In November we reached a point of great stress, I wrote HERE about Lydia. In part I said, "We try to keep it light(er) when we discuss the ferocious personality that is Lydia Beth Livesay - we're madly in love with this complicated little person, and we feel protective of her. Her capacity to love (and hate) is really quite a spectacle. In truth some of her behavior the last two months has been pretty upsetting and difficult for the whole family."
After we wrote that people carefully approached us to say, "I have an idea" and "Can we tell you what worked for us?" We read the various stories and suggestions and talked to an internet friend, Tamara of ZoeRoots. We were very concerned about Lydie and everyone was affected by her angry outbursts. We needed that input.
We identified that the worst behavior began with the big change of starting school. We listed the (possible) past trauma in Lydia's life and we admitted that we were not doing a good job of paying attention to the signals she was sending prior to the total implosions.
Lydia is the only one of the five youngest kids that ever brings up the earthquake. Every so often she'll say something out of the blue. In those weeks in October and November surrounding her most angry behavior she said, "When we left at the earthquake, that was scary" and "Why did you forget about me?" We realized that most of Lydia's worst behavior came after feeling left out or alone. We also connected the very most over-the-top volatile times - to a lot of artificial food-dye and sugar consumption.

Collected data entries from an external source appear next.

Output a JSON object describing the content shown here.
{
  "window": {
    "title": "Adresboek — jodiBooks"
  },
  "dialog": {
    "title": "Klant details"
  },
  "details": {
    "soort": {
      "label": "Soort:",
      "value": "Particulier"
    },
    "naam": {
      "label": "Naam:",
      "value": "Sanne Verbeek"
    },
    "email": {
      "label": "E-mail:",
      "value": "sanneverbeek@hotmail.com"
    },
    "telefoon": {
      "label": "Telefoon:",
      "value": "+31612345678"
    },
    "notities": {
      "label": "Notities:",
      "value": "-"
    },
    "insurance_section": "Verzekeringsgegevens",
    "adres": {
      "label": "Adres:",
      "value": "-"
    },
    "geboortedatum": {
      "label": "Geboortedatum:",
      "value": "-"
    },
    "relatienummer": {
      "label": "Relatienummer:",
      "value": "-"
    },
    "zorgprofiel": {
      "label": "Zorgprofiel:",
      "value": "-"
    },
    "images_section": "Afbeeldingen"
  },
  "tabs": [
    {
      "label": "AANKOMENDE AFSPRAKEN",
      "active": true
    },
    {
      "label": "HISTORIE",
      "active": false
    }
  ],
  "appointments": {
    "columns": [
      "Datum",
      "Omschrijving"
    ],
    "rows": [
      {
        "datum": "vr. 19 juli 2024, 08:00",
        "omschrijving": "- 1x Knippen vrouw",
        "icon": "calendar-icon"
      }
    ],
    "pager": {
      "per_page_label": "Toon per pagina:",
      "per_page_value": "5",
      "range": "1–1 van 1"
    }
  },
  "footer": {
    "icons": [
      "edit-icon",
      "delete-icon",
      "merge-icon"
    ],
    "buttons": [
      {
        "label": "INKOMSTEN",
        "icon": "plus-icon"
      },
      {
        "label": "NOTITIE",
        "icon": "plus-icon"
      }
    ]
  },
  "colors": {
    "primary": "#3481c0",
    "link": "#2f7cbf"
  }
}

If we let her eat a bowl of Fruit Loops and then her siblings left her out of a game - watch out!! Hell hath no fury like a Lydia filled with food dyes and feeling rejected or abandoned.

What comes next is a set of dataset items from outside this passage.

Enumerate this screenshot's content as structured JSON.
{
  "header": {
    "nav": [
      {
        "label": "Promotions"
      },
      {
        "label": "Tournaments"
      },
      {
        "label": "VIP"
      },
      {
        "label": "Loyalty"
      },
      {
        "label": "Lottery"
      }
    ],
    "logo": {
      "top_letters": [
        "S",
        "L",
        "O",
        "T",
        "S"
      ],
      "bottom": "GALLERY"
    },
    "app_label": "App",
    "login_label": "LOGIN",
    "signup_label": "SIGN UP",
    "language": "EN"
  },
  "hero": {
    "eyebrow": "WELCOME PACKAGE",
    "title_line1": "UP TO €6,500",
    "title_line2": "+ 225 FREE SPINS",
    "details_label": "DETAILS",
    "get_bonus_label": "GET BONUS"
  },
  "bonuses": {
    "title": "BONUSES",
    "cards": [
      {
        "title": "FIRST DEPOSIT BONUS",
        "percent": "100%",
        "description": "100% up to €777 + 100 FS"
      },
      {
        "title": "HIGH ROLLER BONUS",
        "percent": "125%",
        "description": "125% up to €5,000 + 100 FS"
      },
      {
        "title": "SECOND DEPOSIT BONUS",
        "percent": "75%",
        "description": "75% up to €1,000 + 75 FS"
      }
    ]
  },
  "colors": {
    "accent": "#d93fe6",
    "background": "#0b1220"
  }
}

We started using some of the ideas that Tamara gave us and we tried hard not to miss the early signals she sent of impending doom. Things improved right away. The other thing we did was to attempt to address her diet. We're not delusional and we're not swimming in money, so we knew that many of the healthiest diets would not be easily implemented into our busy (read: chaotic) lives. We knew if we changed her diet we all needed to change our diets too. Lydia's favorite foods: white rice, white bread, white noodles and any sugary dessert. That has not changed. What has changed is that we started finding ways to sneak in more protein (still failing at green things with her - she won't do it) and we began looking at the snack foods Lydia prefers. The yogurt she was eating every single day was filled with food dye. (Watch out for these: Blue 1, Red 3, Red 40, Yellow 5, and Yellow 6 - they are in almost everything.)
By attempting to remove all food dye and just watching the sugar a little more carefully we have seen a drastic change in Lydia since late December. It is drastic enough that she is on board and totally believes that too much sugar or things that have dye in it are a bad idea for her. The other night she said to Troy, "Oh, you're drinking pop? You're going to be wild and angry."
This particular five year old is doing so much better. Thanks for writing your ideas and thank-you for praying for Lydie ... We're grateful to report things are vastly improved.